The Investigational New Drug (IND) application must contain information in three broad areas:
– Preclinical data to permit an assessment as to whether the product is reasonably safe for initial testing in humans. Also included are details of any previous experience with the drug in humans (often foreign use).
– Manufacturing Information – Information pertaining to the composition, manufacturer, stability, and controls used for manufacturing the drug substance and the drug product. This information is assessed to ensure that the company can adequately produce and supply consistent batches of the drug.
– Clinical Protocols and Investigator Information – Detailed protocols for proposed clinical studies to assess whether the initial-phase trials will expose subjects to unnecessary risks.
Once the IND application is submitted, the sponsor must wait 30 calendar days before initiating any clinical trials. During this time, the FDA has an opportunity to review the IND for safety to assure that research subjects will not be subjected to unreasonable risk. 21 CFR 312.82 allows meetings with FDA reviewing officials at the pre-IND stage and again at the End-of-Phase l (EoP1), at the sponsor’s request. The purpose of the pre-IND meeting is to review and agree on animal study designs needed to initiate human testing, to discuss Phase 1 trial scope (or further development trials) and design and confirm the IND content and format.
The purpose of the EoP1 meeting is to finalize the design of controlled Phase 2 trials and to ensure the data will be sufficient to support marketing approval.
BlueReg has extensive experience of preparing and submitting IND applications. BlueReg has the expertise to support the preparation, review and submission of your IND application to the US FDA, as well as providing support to prepare and conduct pre-IND and EoP1 meetings.
All applications for marketing authorizations for new medicines must include the results of studies as described in an agreed Paediatric Investigation Plan (PIP), unless the medicine is exempt because of a deferral or waiver.
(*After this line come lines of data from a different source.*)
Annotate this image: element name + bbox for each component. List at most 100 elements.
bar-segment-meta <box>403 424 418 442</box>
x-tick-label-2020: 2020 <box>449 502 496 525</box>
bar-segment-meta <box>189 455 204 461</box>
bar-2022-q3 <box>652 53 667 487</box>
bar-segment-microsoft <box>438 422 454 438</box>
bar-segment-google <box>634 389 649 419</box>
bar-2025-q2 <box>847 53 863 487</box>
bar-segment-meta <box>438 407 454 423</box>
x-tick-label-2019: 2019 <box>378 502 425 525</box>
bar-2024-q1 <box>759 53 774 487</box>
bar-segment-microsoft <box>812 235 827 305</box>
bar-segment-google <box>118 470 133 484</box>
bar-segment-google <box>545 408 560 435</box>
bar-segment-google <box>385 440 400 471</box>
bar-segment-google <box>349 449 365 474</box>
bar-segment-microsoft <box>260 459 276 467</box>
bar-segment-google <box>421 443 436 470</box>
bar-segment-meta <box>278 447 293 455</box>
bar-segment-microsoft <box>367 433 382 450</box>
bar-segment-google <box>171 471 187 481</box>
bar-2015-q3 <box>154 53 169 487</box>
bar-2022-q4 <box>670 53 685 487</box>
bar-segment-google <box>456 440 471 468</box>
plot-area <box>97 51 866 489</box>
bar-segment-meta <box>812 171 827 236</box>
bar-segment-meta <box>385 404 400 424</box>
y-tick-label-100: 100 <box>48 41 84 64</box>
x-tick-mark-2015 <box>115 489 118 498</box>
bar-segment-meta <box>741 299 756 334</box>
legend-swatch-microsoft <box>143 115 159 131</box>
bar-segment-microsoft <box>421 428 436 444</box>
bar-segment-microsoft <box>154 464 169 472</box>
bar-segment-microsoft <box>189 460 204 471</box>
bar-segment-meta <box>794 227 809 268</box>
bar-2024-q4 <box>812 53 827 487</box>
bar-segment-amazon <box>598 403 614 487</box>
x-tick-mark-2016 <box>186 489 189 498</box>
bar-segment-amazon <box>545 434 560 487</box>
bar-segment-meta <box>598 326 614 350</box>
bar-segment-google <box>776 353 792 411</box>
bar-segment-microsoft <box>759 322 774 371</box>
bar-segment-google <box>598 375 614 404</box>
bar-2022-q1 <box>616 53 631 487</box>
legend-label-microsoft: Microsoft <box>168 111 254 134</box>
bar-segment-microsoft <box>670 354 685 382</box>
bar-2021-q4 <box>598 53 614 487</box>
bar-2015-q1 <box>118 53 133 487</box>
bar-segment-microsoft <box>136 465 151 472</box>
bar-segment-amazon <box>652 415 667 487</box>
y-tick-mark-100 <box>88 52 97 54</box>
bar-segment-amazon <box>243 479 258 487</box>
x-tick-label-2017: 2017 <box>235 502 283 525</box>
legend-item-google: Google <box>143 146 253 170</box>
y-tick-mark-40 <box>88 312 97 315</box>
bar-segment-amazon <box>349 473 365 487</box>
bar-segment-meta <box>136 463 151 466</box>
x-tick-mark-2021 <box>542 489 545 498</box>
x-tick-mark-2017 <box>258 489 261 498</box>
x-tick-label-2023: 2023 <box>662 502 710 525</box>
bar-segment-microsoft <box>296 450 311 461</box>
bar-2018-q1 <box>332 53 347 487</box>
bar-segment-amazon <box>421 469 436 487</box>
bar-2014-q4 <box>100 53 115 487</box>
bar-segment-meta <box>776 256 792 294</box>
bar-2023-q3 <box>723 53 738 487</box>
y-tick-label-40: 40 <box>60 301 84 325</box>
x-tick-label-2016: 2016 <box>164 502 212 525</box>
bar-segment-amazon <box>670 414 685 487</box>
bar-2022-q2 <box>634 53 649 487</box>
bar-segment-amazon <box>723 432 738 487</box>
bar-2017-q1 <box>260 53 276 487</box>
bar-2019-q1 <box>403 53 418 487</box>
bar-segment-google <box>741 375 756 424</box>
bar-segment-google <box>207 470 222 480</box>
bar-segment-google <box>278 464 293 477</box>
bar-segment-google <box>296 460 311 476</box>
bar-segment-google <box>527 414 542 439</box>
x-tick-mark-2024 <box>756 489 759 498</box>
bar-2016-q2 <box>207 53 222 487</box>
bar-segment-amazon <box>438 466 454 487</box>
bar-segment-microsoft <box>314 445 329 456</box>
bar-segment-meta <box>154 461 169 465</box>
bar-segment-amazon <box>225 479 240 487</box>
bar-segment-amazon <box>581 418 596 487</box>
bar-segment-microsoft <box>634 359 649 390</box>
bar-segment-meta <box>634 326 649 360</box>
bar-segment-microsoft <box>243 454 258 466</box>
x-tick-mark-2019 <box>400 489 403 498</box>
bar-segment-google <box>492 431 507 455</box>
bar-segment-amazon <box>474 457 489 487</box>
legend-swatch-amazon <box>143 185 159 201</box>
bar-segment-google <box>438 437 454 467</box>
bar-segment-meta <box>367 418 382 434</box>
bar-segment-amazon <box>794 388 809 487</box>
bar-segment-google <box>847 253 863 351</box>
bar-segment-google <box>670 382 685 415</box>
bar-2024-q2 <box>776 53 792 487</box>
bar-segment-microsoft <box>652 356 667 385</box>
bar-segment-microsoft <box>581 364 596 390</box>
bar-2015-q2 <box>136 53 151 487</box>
A PIP is also required when a marketing authorization holder wants to add a new indication, pharmaceutical form or route of administration for a medicine that is already authorized and covered by intellectual property rights.
A PIP is a development plan aimed at ensuring the necessary data is obtained through studies in children to support the authorization of the medicine for children. Pharmaceutical companies should submit proposals for a PIP to the European Medicines Agency’s Paediatric Committee (PDCO).
There is no provision in the regulation to prevent a sponsor starting a paediatric trial without a PIP approved in EU. However, in practice a sponsor needs to conduct a study in line with PDCO opinion.
The Pediatric Research Equity Act (PREA) applies to marketing applications involving a new active ingredient, indication, dosage form, dosing regimen or route of administration for drugs or biologics. Drugs with an orphan drug designation for a rare disease or condition are exempt.
Unless deferred or waived, the law requires paediatric studies in order to:
1. “assess the safety and effectiveness of the drug product for the claimed indications in all relevant paediatric subpopulations”.
2. “to support dosing and administration for each paediatric subpopulation for which the drug is safe and effective” (21 CFR 314.55).
The Best Pharmaceuticals for Children Act (BPCA) provides a financial incentive to companies to voluntarily conduct paediatric studies. The Paediatric Study Plan (PSP) outlines the paediatric study or studies the sponsor intends to conduct.
BlueReg can assist in the preparation and submission of your paediatric development plan in both the EU and USA, including deferrals and waivers. BlueReg can organize paediatric advisory boards to seek advice from worldwide paediatric experts to ensure a smooth application.